At a time when the IMF appears to be changing its views on tax and growth, and when the World Bank (WB) is being ‘open minded’ on universal basic income, the intention to scale up social protection in Senegal is significant (IMF, 2017; Gentilini, 2017). The poor relief oriented policies described above are largely backed by these international financial bodies. And while, in the words of the WB senior economist working on social protection, ‘a sudden introduction of BIGs [basic income grants] in a LIC [low-income country] may be closer to moon-shooting than leap-frogging’, it is likely that Citizen’s Basic Income will increasingly be included ‘as an option on a policymaker’s social assistance menu’ (Gentilini 2017). Senegal, a country with historically ‘extroverted’ policies (Bayart, 2000), is likely to take up the idea of Citizen’s Basic Income, and is particularly likely to do so if other countries implement Citizen’s Basic Incomes first. Government and policy officials don’t hesitate to point out that the bourse familiale is the French for the more famous Bolsa Familia in Brazil, which has always been intended as a step towards a Citizen’s Basic Income. In the context of structural adjustment policies, alarm bells might ring particularly loudly at yet more polices from the IMF and the WB. It is beyond the scope of this piece to offer a fuller critique, although it is essential to stress the importance of opening debate on Citizen’s Basic Income to the many contexts in which it might be considered. One conversation might begin with the way the debate on Citizen’s Basic Income resonates with aims set out by Senegalese scholar Felwine Sarr in his broad-ranging critique of development. His idea of Afrotopos as an ‘active utopia’ aims for balance between the realms of the economic, social, cultural and spiritual (Sarr, 2016: 14), and while his central thesis is to put Africa at the centre, he calls for the ‘selective incorporation’ of ideas and practices that might initiate elsewhere (Sarr, 2016:14, 34).

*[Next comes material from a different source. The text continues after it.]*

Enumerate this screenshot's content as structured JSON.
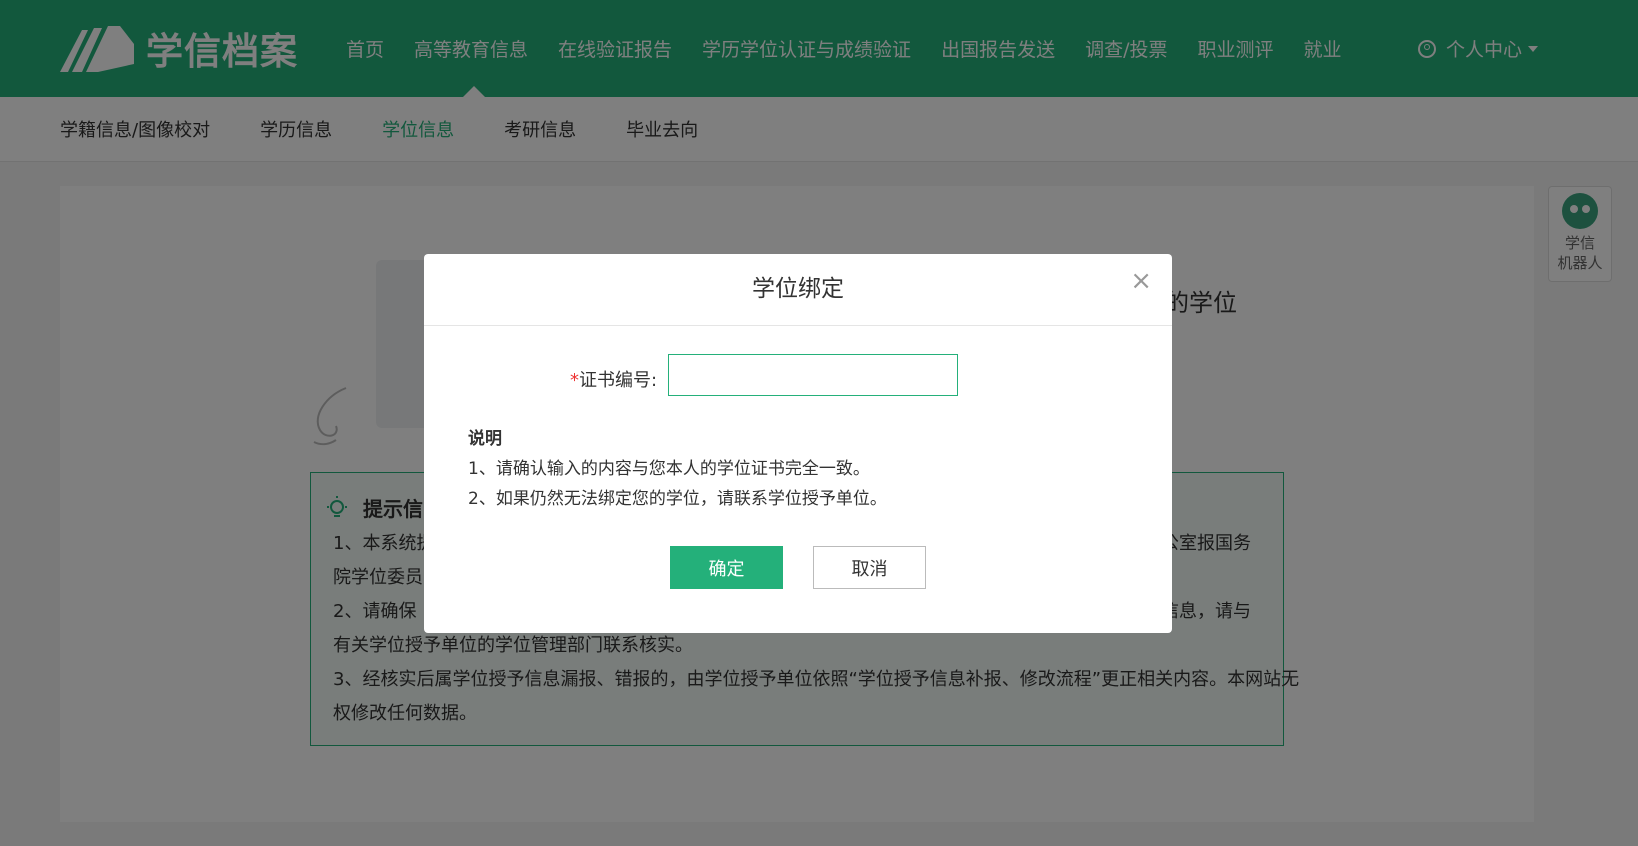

Conservative Party rejection of Citizen’s Basic Income during a debate in the House of Commons in September 2016 highlights current intransigence on the matter in the UK. Main objections rest on it being unaffordable as well as undesirable, and that Universal Credit, with its commitment to making work pay, is the ‘right’ system for this country. In some respects, cross party support for many of the principles underpinning Universal Credit might suggest that it a sort of stepping stone. Even stumbling blocks (such as the initial six-week absence of benefits) at the very least provide leverage for debate and symbolic victories for opposition parties which are seriously considering Citizen’s Basic Income. The same debate, however, highlights the very real discrepancy between principles and practice – between idealism and realism – making any serious move towards Citizen’s Basic Income seem a long way off. Scotland is probably the closest to implementing a Citizen’s Basic Income in the UK, with its plans to implement pilot schemes. Indeed, such small countries like Scotland (population five million) and Senegal (population fifteen million) might be among the first to implement Citizen’s Basic Incomes.